7. One may assume that the effect of knowledge of Spanish simply reflects the difference between Latin American nationalities, for which Spanish is the native tongue, and non-Spanish speaking immigrant groups. This is not the case. Gross differences in parental aspirations and expectations across nationalities are erratic and do not reflect any clear pattern in favour of Latin American groups. The only significant pattern is the consistent disadvantage of the Chinese in all three dependent variables. This disadvantage is reduced, but does not disappear, once knowledge of Spanish enters the equation. Certain Latin American nationalities such as Ecuadoreans and Dominicans actually exhibit significantly lower levels of ambition for their children.

8. A separate analysis of these data demonstrates the effects of this intergenerational transmission and uses it to explain the vast gap between the low educational aspirations of second-generation Chinese in the Spanish context and the very high ones among their counterparts in the USA (see Yiu Citation2012).

9. Once again, it may be argued that the effect of knowledge of Spanish is due to differences between Latin American nationalities and non-Spanish speaking groups. This is not the case. Initial differences in aspirations and expectations among immigrant nationalities before controlling for other variables do not reveal any clear pattern, nor any advantage for Latin American groups.

10. Measurement of occupational expectations in this survey is similar to that employed in the OECD- Sponsored Program of International Student Achievement (PISA) that conducts regular large surveys of secondary school students in fifty countries, including Spain (OECD Citation2007).

11. The results are available from the authors upon request.
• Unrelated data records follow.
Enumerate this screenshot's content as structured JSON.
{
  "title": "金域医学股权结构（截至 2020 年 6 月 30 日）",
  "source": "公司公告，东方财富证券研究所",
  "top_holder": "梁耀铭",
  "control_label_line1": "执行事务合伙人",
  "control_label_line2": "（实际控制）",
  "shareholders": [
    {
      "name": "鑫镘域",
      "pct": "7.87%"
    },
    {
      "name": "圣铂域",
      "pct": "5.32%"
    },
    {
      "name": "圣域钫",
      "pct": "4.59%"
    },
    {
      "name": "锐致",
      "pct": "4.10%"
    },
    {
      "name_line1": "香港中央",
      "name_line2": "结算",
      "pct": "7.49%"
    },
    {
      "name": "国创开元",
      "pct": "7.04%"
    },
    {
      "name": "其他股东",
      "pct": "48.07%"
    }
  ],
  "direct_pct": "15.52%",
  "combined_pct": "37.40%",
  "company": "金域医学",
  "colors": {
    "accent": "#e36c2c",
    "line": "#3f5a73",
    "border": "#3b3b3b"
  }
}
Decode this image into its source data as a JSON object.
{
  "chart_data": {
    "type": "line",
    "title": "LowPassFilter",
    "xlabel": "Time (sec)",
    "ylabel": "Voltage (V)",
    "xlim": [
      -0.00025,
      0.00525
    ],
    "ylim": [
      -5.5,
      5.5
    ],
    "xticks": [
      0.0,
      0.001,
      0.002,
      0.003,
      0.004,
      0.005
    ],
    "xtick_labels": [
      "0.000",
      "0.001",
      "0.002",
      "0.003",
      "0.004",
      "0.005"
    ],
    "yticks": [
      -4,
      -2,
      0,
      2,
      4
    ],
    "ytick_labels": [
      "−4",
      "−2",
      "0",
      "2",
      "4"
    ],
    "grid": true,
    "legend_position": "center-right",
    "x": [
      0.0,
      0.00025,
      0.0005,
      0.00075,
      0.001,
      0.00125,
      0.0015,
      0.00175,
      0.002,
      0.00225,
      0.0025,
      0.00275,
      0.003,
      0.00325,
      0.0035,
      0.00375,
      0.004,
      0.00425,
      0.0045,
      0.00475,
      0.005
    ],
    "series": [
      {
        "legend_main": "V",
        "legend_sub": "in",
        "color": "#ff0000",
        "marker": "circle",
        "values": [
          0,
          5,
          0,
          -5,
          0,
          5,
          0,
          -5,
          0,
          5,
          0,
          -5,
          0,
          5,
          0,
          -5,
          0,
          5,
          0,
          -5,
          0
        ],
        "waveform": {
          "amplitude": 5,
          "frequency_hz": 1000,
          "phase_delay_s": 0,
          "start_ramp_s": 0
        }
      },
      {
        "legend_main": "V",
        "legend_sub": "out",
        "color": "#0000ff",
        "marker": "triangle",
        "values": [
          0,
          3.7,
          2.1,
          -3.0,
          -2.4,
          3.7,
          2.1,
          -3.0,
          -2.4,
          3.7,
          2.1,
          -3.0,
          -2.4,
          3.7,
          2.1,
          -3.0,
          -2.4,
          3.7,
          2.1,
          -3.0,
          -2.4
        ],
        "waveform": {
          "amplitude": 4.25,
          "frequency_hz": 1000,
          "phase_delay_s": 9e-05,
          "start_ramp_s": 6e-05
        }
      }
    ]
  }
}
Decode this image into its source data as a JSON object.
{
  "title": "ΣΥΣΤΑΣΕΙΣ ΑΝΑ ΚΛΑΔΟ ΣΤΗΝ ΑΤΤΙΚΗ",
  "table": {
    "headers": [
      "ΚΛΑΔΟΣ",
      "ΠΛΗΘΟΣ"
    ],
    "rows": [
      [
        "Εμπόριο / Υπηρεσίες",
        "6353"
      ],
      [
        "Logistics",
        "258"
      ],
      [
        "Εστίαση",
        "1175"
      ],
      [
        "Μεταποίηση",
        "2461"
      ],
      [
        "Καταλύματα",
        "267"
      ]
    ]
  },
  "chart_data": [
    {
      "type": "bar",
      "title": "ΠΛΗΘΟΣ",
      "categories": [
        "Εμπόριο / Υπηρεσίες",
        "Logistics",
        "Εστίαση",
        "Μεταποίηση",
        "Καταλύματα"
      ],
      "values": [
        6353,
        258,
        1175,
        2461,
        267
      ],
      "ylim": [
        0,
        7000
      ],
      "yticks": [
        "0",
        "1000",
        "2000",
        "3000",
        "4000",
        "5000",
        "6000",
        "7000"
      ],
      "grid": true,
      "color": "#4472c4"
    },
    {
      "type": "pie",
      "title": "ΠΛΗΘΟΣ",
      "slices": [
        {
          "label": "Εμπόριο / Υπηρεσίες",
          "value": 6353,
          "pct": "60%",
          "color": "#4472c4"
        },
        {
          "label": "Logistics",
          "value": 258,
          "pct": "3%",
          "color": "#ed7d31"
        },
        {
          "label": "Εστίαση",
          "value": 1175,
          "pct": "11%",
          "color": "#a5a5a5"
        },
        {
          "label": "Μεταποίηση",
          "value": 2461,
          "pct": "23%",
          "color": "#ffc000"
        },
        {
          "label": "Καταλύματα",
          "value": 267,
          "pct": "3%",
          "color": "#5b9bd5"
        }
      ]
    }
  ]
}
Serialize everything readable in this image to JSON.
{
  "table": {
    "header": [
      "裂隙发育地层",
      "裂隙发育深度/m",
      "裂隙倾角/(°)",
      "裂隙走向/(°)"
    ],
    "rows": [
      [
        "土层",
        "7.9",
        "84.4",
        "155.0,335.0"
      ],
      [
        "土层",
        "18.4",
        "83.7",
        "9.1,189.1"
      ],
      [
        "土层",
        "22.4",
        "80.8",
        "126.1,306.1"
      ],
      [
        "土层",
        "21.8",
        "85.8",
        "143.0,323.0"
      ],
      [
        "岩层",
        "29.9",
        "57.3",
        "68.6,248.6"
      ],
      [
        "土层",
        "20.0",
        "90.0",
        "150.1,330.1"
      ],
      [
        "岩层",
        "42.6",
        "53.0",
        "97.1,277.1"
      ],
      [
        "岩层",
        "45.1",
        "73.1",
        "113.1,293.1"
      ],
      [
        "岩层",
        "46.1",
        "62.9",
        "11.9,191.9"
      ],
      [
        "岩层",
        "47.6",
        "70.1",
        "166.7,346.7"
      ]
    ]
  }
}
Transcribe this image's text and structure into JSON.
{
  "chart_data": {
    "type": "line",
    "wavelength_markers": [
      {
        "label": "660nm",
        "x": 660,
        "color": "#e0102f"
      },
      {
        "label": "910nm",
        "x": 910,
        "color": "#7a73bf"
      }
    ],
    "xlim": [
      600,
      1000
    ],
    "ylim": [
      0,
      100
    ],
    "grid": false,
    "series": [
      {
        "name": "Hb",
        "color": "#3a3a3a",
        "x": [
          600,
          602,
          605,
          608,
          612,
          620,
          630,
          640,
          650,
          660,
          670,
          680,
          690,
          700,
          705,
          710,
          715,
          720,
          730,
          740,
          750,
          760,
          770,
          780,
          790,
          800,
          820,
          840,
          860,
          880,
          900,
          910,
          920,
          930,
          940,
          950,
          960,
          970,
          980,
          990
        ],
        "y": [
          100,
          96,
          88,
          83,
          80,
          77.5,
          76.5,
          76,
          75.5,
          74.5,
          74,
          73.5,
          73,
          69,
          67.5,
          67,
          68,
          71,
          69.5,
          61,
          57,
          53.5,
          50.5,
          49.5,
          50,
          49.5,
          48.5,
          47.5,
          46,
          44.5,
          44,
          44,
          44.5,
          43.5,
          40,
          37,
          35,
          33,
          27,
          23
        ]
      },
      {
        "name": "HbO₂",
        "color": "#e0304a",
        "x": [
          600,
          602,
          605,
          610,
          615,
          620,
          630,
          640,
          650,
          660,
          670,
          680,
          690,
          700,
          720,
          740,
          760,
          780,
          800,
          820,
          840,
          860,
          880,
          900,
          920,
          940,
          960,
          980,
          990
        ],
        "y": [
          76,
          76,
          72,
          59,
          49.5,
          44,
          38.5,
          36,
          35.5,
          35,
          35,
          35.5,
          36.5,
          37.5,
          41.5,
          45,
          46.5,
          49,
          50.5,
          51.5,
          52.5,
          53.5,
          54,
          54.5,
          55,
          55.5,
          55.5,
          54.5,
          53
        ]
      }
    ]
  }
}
12. The sample included state-supported private schools, but not those that are exclusively private. Exclusively private schools charge high tuition fees and, hence, are attended by children of affluent families. Few children of immigrants are found in these schools, which was the reason that they were excluded from the sample. Hence, the issue of whether attendance to these exclusive schools affects children's plans is not answerable on the basis of the present data.